When a robot is moving one of its
limbs through free space, its behavior is well-described by a few simple
equations. But as soon as it strikes something solid — when a walking robot’s
foot hits the ground, or a grasping robot’s hand touches an object — those
equations break down. Roboticists typically use ad hoc control strategies to
negotiate collisions and then revert to their rigorous mathematical models when
the robot begins to move again. Researchers at MIT’s Computer Science and
Artificial Intelligence Laboratory are hoping to change that, with a new
mathematical framework that unifies the analysis of both collisions and
movement through free space. The work could lead to more efficient controllers
for a wide range of robotic tasks, but it could also help guarantee the
stability of control algorithms developed through trial and error — or of
untried, but promising, new algorithms.
In a pair of recent papers, the
researchers demonstrate both applications. At last year’s International
Workshop on the Algorithmic Foundations of Robotics, they showed how their
technique can improve trajectory planning in complex robots like the experimental
Fast Runner, an ostrich-like bipedal robot being built at the Florida Institute
for Human and Machine Cognition. According to associate researchers, Fast
Runner offers a good illustration of the problems posed by collision.

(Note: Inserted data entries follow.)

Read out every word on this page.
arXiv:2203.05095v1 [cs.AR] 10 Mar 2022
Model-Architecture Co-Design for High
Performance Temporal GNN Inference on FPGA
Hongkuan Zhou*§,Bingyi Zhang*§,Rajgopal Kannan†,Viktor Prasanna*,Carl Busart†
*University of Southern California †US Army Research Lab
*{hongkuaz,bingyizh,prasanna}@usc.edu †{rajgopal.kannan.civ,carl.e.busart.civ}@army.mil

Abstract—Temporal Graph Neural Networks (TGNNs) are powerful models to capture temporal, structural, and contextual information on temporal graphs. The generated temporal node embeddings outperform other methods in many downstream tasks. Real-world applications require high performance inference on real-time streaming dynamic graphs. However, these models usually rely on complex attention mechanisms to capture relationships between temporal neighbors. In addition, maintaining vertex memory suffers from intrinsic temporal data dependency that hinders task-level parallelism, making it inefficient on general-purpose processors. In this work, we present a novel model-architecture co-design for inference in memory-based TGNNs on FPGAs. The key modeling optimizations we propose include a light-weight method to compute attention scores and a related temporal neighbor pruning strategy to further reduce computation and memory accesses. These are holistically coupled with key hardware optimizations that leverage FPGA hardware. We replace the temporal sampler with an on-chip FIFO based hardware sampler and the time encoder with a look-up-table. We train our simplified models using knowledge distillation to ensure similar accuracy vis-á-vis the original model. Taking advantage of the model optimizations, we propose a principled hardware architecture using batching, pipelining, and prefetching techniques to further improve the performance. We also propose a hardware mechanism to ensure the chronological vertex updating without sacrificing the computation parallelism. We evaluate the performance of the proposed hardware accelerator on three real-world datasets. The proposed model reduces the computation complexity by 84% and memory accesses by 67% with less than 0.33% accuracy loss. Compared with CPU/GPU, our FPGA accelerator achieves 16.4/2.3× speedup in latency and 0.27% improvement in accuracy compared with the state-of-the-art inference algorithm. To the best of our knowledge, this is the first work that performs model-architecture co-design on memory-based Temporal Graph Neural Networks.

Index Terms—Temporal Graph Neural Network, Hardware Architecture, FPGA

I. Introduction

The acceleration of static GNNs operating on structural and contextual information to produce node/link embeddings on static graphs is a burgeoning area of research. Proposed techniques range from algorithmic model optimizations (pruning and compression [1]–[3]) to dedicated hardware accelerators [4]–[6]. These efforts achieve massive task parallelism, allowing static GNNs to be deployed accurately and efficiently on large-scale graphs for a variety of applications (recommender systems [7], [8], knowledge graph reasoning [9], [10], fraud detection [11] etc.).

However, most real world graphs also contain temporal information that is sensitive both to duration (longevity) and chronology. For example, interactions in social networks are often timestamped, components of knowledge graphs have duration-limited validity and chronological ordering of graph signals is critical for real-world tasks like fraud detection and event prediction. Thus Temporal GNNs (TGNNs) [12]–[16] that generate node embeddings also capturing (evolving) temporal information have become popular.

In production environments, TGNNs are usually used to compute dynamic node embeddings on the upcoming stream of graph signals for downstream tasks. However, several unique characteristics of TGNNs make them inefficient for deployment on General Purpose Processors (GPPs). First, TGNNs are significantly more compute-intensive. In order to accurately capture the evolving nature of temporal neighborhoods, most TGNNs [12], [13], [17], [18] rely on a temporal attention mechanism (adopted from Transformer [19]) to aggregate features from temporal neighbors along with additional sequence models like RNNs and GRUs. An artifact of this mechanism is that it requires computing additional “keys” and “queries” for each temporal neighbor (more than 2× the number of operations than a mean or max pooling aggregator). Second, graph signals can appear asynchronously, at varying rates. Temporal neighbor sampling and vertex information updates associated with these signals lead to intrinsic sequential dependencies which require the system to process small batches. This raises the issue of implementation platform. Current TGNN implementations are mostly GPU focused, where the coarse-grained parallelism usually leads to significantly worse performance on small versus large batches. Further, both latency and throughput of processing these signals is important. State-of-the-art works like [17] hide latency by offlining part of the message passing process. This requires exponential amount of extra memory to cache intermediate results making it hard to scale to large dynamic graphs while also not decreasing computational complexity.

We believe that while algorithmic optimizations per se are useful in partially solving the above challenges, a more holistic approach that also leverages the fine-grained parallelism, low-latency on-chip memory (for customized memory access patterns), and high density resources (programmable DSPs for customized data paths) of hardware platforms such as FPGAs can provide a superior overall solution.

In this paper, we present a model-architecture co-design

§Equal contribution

Ordinarily, a roboticist trying to develop a controller for a bipedal robot
would assume that the robot’s foot makes contact with the ground in some
prescribed way: say, the heel strikes first; then the forefoot strikes; then
the heel lifts. To prove the stability of a control system for a robot that’s
colliding with the world, then, it’s necessary to evaluate every possible
solution of the resulting equations.